White Salmon Mayor Roger Holen has decided he will not appeal the recent Superior Court ruling that cleared the way for a recall campaign against him to proceed.

On May 12, Superior Court Judge James P. Hutton determined there was "sufficient factual and legal basis" for the recall process to go forward on five separate counts. Proponents of recalling Mayor Holen had presented five claims of malfeasance or misfeasance against Holen to the judge, who ruled that "the [recall] petitioners have met their burden of proof for all five stated reasons in their petition."

The charges stemmed from Holen's removal of Bingen-White Salmon Police Chief Rich Cortese in January.

Holen had until May 30 to file an appeal of the judge's ruling with the Washington Supreme Court.

In a May 26 interview with The Enterprise, Holen said he reached his decision not to pursue the appeal after considering several factors.

"The costs are substantial to appeal, and it's not clear there would be a benefit," Holen explained. "The Supreme Court has overturned several recall rulings and said there was not sufficient cause, but it's difficult to justify spending thousands of dollars for a $300-a-month job. I just can't see expending that much money."

Holen noted that the group pursuing his recall represents a significant political force in White Salmon.

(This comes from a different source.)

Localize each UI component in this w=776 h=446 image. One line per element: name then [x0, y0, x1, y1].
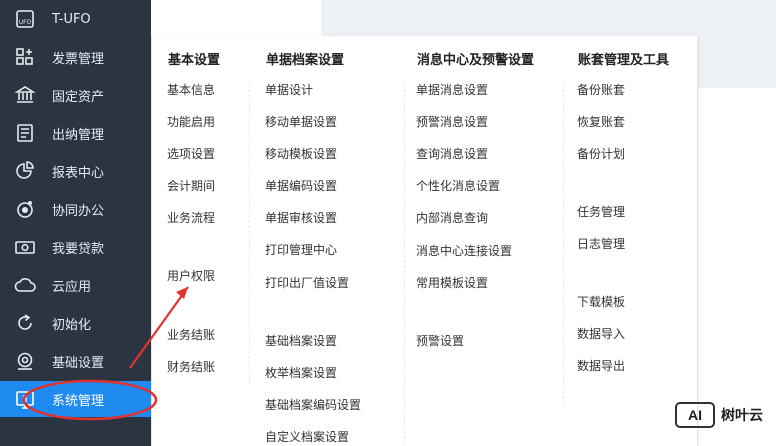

"Fourteen signed on to support the recall, but I have not heard of a group of 14 forming to support me, financially or otherwise," he said. "Hey, if they can get 205 signatures, maybe I ought to go."

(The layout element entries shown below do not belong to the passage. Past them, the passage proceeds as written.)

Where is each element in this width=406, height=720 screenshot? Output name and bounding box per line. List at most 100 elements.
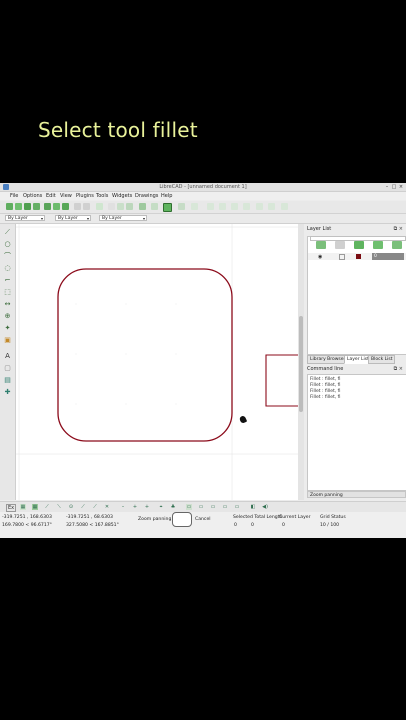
snap-onentity-icon[interactable]: ⟍	[56, 504, 62, 510]
dimension-icon[interactable]	[281, 203, 288, 210]
layer-color-swatch[interactable]	[356, 254, 361, 259]
polyline-tool-icon[interactable]: ⌐	[3, 276, 12, 285]
scrollbar-thumb[interactable]	[299, 316, 303, 412]
print-preview-icon[interactable]	[62, 203, 69, 210]
menu-tools[interactable]: Tools	[96, 193, 108, 199]
redo-icon[interactable]	[83, 203, 90, 210]
undo-icon[interactable]	[74, 203, 81, 210]
view-icon[interactable]: ▭	[186, 504, 192, 510]
layer-row[interactable]: ◉ 0	[308, 253, 406, 260]
copy-icon[interactable]	[108, 203, 115, 210]
curve-tool-icon[interactable]: ⌒	[3, 252, 12, 261]
command-history: Fillet : fillet, fi Fillet : fillet, fi …	[307, 374, 406, 491]
layer-combo[interactable]: By Layer ▾	[5, 215, 45, 221]
zoom-selection-icon[interactable]	[268, 203, 275, 210]
new-file-icon[interactable]	[6, 203, 13, 210]
info-tool-icon[interactable]: ✦	[3, 324, 12, 333]
draft-mode-icon[interactable]	[151, 203, 158, 210]
restrict-horizontal-icon[interactable]: –	[120, 504, 126, 510]
snap-middle-icon[interactable]: ⟋	[80, 504, 86, 510]
zoom-in-icon[interactable]	[191, 203, 198, 210]
layer-name[interactable]: 0	[372, 253, 404, 260]
view-2-icon[interactable]: ▭	[198, 504, 204, 510]
image-tool-icon[interactable]: ▤	[3, 376, 12, 385]
export-icon[interactable]	[44, 203, 51, 210]
cut-icon[interactable]	[96, 203, 103, 210]
close-icon[interactable]: ×	[398, 184, 404, 190]
color-combo-value: By Layer	[58, 216, 78, 221]
restrict-ortho-icon[interactable]: +	[144, 504, 150, 510]
hide-all-layers-icon[interactable]	[335, 241, 345, 249]
minimize-icon[interactable]: –	[384, 184, 390, 190]
menu-drawings[interactable]: Drawings	[135, 193, 158, 199]
restrict-vertical-icon[interactable]: +	[132, 504, 138, 510]
menu-view[interactable]: View	[60, 193, 72, 199]
circle-tool-icon[interactable]: ○	[3, 240, 12, 249]
layer-visible-icon[interactable]: ◉	[318, 254, 322, 260]
zoom-window-icon[interactable]	[231, 203, 238, 210]
snap-intersection-icon[interactable]: ✕	[104, 504, 110, 510]
remove-layer-icon[interactable]	[373, 241, 383, 249]
save-icon[interactable]	[24, 203, 31, 210]
selected-length: 0	[251, 523, 254, 528]
snap-distance-icon[interactable]: ⟋	[92, 504, 98, 510]
menu-file[interactable]: File	[10, 193, 18, 199]
command-dock-float-close-icon[interactable]: ⧉ ×	[394, 366, 403, 372]
snap-free-icon[interactable]: ▦	[20, 504, 26, 510]
block-tool-icon[interactable]: ▣	[3, 336, 12, 345]
menu-edit[interactable]: Edit	[46, 193, 56, 199]
snap-exclusive-icon[interactable]: Ex	[6, 504, 16, 512]
menu-plugins[interactable]: Plugins	[76, 193, 94, 199]
snap-endpoint-icon[interactable]: ⟋	[44, 504, 50, 510]
filleted-rectangle[interactable]	[57, 268, 233, 442]
paste-icon[interactable]	[117, 203, 124, 210]
point-tool-icon[interactable]: ✚	[3, 388, 12, 397]
zoom-pan-icon[interactable]	[243, 203, 250, 210]
modify-tool-icon[interactable]: ⊕	[3, 312, 12, 321]
width-combo[interactable]: By Layer ▾	[99, 215, 147, 221]
ellipse-tool-icon[interactable]: ◌	[3, 264, 12, 273]
color-combo[interactable]: By Layer ▾	[55, 215, 91, 221]
show-all-layers-icon[interactable]	[316, 241, 326, 249]
zoom-out-icon[interactable]	[207, 203, 214, 210]
save-as-icon[interactable]	[33, 203, 40, 210]
text-tool-icon[interactable]: A	[3, 352, 12, 361]
view-4-icon[interactable]: ▭	[222, 504, 228, 510]
tab-block-list[interactable]: Block List	[368, 355, 396, 364]
grid-toggle-icon[interactable]	[139, 203, 146, 210]
snap-grid-icon[interactable]	[163, 203, 172, 212]
zoom-redraw-icon[interactable]	[178, 203, 185, 210]
relative-zero-icon[interactable]: ⌖	[158, 504, 164, 510]
volume-icon[interactable]: ◀)	[262, 504, 268, 510]
line-tool-icon[interactable]: ⟋	[3, 228, 12, 237]
menu-help[interactable]: Help	[161, 193, 172, 199]
hatch-tool-icon[interactable]: ▢	[3, 364, 12, 373]
tab-library-browser[interactable]: Library Browser	[307, 355, 349, 364]
select-tool-icon[interactable]: ⬚	[3, 288, 12, 297]
edit-layer-icon[interactable]	[392, 241, 402, 249]
paste-special-icon[interactable]	[126, 203, 133, 210]
view-5-icon[interactable]: ▭	[234, 504, 240, 510]
snap-grid-icon[interactable]: ▦	[32, 504, 38, 510]
layer-combo-value: By Layer	[8, 216, 28, 221]
mouse-left-hint: Zoom panning	[138, 517, 172, 522]
dimension-tool-icon[interactable]: ↔	[3, 300, 12, 309]
command-input[interactable]: Zoom panning	[307, 491, 406, 498]
zoom-auto-icon[interactable]	[219, 203, 226, 210]
print-icon[interactable]	[53, 203, 60, 210]
relative-polar-coordinates: 327.5080 < 167.8851°	[66, 523, 119, 528]
view-3-icon[interactable]: ▭	[210, 504, 216, 510]
zoom-previous-icon[interactable]	[256, 203, 263, 210]
partial-rectangle[interactable]	[265, 354, 298, 407]
select-window-icon[interactable]: ◧	[250, 504, 256, 510]
dock-float-close-icon[interactable]: ⧉ ×	[394, 226, 403, 232]
open-file-icon[interactable]	[15, 203, 22, 210]
drawing-canvas[interactable]	[16, 224, 299, 500]
menu-options[interactable]: Options	[23, 193, 42, 199]
add-layer-icon[interactable]	[354, 241, 364, 249]
snap-center-icon[interactable]: ⊙	[68, 504, 74, 510]
maximize-icon[interactable]: □	[391, 184, 397, 190]
layer-lock-icon[interactable]	[339, 254, 345, 260]
lock-relative-zero-icon[interactable]: ♣	[170, 504, 176, 510]
menu-widgets[interactable]: Widgets	[112, 193, 132, 199]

According to Holen, filing an appeal could have delayed any recall vote by many months.

"If I appealed, in all likelihood they couldn't have a recall election until next spring or summer," Holen said. "But to play that kind of game -- I'm not willing to do that. It doesn't accomplish anything, and I'd become a huge distraction to the city getting any business done."

Holen said the city has been going through a turbulent period in recent years.

"The city is dysfunctional right now," Holen said. "White Salmon has lost three clerk-treasurers in the last two years. What's the prospect of hiring a new one? Looking forward to the 2007 budget process, I have a problem putting the staff through that ordeal. Some members of the City Council's budget committee have just savaged these people."

Holen added that he believed the recall campaign was not solely about his actions as mayor.

"This is principally not about Rich Cortese," Holen said. "It's about the water system. It's about getting Wil (Keyser, director of the city's Public Works Department). It's a sad chapter for White Salmon."

Now that Holen has decided not to file an appeal, recall proponents will be allowed 180 days to obtain a minimum of 205 valid signatures from voters living within the city limits of White Salmon.

If enough citizens sign the petition, a special election will then be scheduled, with only one measure on the ballot: A "Yes" or "No" vote on whether to recall Mayor Holen.